'Jessica Jones' Season 2 Review: Still Her Own Best Enemy
Jessica Jones is still her own worst enemy and it's within this emotionally destructive cycle where the series is, and always has been, at its most compelling. This review of Jessica Jones Season 2 is spoiler-free.
In the first five episodes provided to Newsweek for review, Trish Walker's sidekick arc builds as Jessica's stays largely stagnant. There are brief moments where the show's sophomore season can feel boring, repetitive, slow and unmoored. But these first five episodes also aren't your average 'superhero' narrative, even for Marvel's Netflix shows, which tend to focus on tedious character development above all else. It's an exploration of two ideas that go hand-in-hand in Jessica's corner of New York City: friendship and addiction. Every character in Jessica Jones is an addict in recovery, whether their relief is strength-enhancing drugs, alcohol or self destructive behavior. Jessica (Krysten Ritter) is perhaps more addicted to the pain at the heart of her identity than the unruly amount of alcohol she pours down her esophagus.
Sure it sucks to see Jessica deal with her pain the same way repeatedly, but we are creatures of habit and demand comfort when it comes to our vices. That's why seeing her be so hard on herself is so difficult to watch, especially after an entire season of Kilgrave's relentless horror show. But the same things that make the show tough to stomach also make it a more authentic story of trauma and self-sabotage. Jessica is intolerant, irritable and alienated because she still can't seem to forgive herself for killing Reva Connors under Kilgrave's manipulation. And if you were hoping she'd be 'over it' by Season 2's start, remember this takes place only a short time after Season 1's finale (even though it's been over two years IRL).
Jessica has perfected using toxicity as her coping method of choice, but after the first few episodes we see her take a few recovery strides. She attempts a round of group therapy (as seen in the trailer). When that doesn't work, we actually see her try a one-on-one session. She walks out, but later admits it helped. Who knew? But the real progress comes by way of her friendship with Trish, who is persistent in presenting Jessica with the answers she knows she needs to quell a mystery she's blocked out of her mind for 17 years: how did she really get her powers?

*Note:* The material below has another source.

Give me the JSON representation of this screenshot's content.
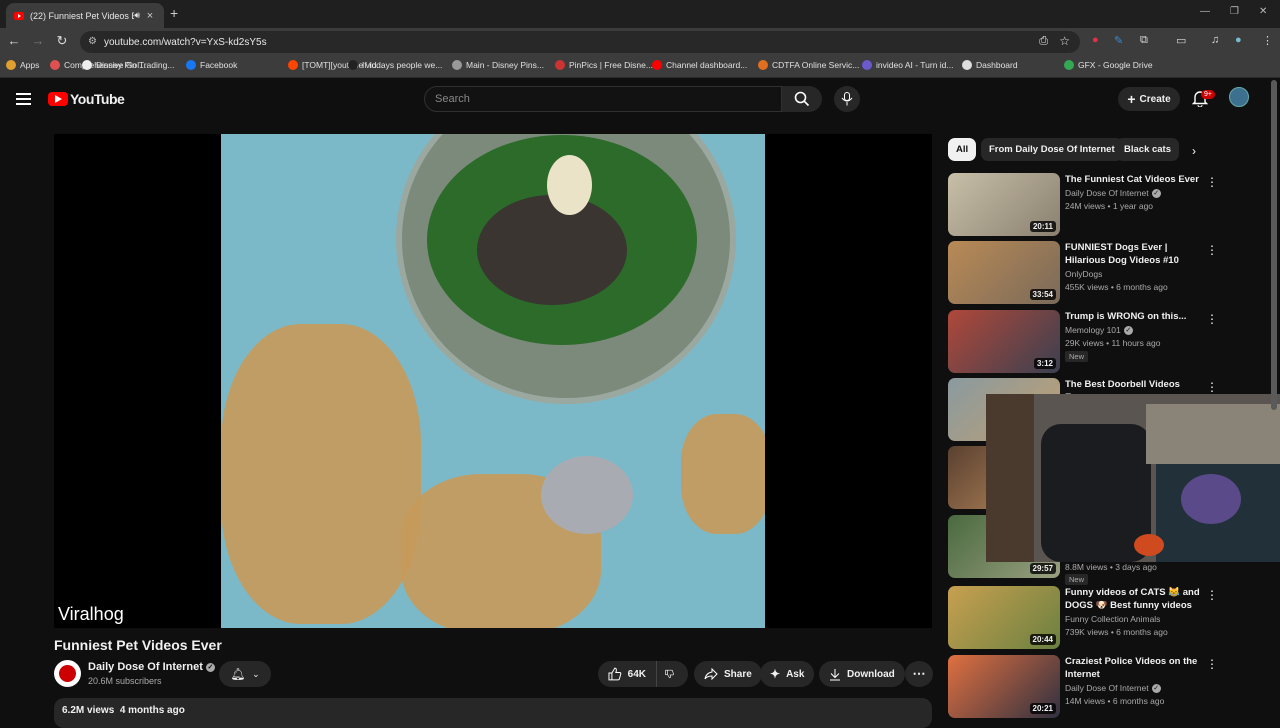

That's pretty much a standard question in every superhero story. It's amid this discovery of Jessica origin story where you really start to appreciate showrunner Melissa Rosenberg and the writing team, who resisted giving us any real answers until now (not even by episode 5). There's something to be said about drama that refuses a neat resolution, and out of all Marvel's Netflix installments Jessica Jones is the most successful at this.
The shadowy experimental organization, IGH, was introduced with Will Simpson in Season 1. Discovering who is behind IGH, and thus the true villain of Jessica Jones Season 2 (aside from Jessica herself) proves less straightforward than the revelation of the organization's acronym. Jessica is a private investigator by trade, but the way the clues are presented is far more satisfying than the average mystery. The first five hours of Season 2 weave out a compex map of seemingly irrelevant information that starts with Will Simpson, leads into a brand-new Trish backstory and eventually collides with the introduction of new characters who offer our broken hero a sense of solidarity. Jeri Hogarth (a lawyer first introduced in Daredevil who has appeared in every show except Luke Cage) is even brought into the fold with a small, yet extremely unique and impactful arc that appears antagonistic in yet-to-be discovered ways.
Ritter finds a way to channel her character's debilitating pain with such raw ferocity you can see the glaze of tear behind her eye and feel the anxious lump in her throat. Her performance alone is captivating enough to keep the first five episodes consistently entertaining, even as the story moves at a snail's pace. Jessica is finally ready to confront the source of her trauma and out the enemy who has been hiding deep within her troubled past, but you'll have to trudge through the emotional torture right along with her to find the riveting answers the show promises.